Astrononion Temporal range: M Eocene - Recent

Scientific classification
- Domain: Eukaryota
- Clade: Sar
- Clade: Rhizaria
- Phylum: Retaria
- Subphylum: Foraminifera
- Class: Globothalamea
- Order: Rotaliida
- Family: Astrononionidae
- Subfamily: Astrononioninae
- Genus: Astrononion Cushman & Edwards, 1937

= Astrononion =

Genus of single-celled organisms

Astrononion is a genus of foraminiferans in the family Astrononionidae, characterized by an evolute planispiral test with radially stellate structures partly covering the sutures on either side. The test is free, bilaterally symmetrical; periphery broadly rounded; chambers distinct, separated by depressed radial sutures, increasing gradually in size, and usually inflated; aperture a low arched opening at the base of the face of the test. The wall is of finely perforate monolamellar granular calcite.
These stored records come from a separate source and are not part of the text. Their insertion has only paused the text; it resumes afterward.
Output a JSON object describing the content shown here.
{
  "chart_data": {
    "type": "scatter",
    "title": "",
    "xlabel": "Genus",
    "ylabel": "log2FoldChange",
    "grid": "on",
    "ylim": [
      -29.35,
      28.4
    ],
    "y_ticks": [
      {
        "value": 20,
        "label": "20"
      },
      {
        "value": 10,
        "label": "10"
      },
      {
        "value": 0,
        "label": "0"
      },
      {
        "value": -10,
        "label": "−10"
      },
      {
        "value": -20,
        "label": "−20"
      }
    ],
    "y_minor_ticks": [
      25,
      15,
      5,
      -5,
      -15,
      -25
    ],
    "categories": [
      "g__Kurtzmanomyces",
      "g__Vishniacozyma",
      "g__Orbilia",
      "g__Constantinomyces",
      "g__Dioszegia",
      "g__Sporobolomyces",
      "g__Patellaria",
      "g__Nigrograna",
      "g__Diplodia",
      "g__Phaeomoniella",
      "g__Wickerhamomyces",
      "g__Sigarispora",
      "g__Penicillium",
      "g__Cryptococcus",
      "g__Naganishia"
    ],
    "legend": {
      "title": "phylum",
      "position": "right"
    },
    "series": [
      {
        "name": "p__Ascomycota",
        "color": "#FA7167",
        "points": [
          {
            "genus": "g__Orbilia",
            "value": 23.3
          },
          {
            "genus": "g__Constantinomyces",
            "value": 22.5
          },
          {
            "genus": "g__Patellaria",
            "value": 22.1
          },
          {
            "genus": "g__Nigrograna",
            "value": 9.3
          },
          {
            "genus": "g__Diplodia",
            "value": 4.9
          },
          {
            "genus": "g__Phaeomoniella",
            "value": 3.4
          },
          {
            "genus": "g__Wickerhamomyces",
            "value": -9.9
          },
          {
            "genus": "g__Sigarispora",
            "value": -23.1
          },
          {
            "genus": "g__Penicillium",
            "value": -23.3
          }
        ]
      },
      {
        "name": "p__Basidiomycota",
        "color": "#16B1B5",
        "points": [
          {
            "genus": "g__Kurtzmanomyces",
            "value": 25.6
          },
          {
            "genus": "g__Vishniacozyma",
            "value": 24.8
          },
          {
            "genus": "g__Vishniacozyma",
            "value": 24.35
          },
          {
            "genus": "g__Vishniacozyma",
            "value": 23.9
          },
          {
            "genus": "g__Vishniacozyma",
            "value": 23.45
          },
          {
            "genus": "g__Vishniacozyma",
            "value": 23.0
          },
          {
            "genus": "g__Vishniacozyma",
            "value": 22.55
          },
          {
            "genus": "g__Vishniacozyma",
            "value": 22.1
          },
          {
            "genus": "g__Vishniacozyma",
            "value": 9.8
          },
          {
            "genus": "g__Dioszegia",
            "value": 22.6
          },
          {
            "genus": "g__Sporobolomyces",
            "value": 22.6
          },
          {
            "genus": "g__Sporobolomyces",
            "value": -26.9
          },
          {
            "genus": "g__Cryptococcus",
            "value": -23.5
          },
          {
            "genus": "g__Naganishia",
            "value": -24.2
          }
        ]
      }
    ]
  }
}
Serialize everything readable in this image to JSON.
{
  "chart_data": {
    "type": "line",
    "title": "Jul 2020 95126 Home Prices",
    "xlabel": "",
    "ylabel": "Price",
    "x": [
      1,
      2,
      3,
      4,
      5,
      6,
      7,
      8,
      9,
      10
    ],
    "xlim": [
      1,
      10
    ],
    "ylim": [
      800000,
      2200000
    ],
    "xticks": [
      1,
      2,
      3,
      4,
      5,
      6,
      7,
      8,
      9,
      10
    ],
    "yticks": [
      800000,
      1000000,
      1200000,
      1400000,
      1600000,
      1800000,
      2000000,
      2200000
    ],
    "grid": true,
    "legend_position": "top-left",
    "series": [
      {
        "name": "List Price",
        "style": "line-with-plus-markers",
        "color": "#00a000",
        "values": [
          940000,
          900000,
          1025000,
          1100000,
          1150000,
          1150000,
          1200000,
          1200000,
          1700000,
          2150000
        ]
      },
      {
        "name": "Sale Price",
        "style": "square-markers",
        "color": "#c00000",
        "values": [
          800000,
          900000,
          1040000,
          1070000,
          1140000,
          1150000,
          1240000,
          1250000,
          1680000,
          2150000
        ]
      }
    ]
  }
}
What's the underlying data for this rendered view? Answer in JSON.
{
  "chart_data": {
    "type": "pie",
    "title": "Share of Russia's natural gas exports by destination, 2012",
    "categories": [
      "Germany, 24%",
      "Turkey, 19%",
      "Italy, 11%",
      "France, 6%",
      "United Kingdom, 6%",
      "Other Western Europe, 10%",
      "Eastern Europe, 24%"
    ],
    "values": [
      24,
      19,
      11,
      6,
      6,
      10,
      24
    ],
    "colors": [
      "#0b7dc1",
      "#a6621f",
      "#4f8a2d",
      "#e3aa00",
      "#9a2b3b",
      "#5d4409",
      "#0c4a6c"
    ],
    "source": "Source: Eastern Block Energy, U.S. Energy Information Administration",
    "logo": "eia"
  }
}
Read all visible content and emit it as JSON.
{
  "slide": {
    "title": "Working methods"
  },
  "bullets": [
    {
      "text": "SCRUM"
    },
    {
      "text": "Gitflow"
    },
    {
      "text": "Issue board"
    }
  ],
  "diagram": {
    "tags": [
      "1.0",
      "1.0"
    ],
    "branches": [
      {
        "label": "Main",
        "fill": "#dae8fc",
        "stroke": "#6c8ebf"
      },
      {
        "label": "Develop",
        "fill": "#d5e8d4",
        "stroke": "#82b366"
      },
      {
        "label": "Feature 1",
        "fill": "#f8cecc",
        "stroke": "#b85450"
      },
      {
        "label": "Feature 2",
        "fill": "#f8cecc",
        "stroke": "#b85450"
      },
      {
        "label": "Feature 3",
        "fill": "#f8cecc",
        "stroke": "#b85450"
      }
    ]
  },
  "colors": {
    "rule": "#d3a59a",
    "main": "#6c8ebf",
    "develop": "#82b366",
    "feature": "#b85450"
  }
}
The secondary chamberlets in the original description of Cushman and Edwards 1937 that give the stellate appearance were noted by Loeblich and Tappan as resulting from non-porous flaps that project backwards from each chamber partly covering the preceding suture and umbilical region but leaving a small open cavity beneath, giving the appearance of secondary chamberlets.

Astrononion has a cosmopolitan distribution and is known from the Middle Eocene to the recent. Along with Fujinonion, Laminononion, and Pacinonion, it forms the subfamily Astononioninae.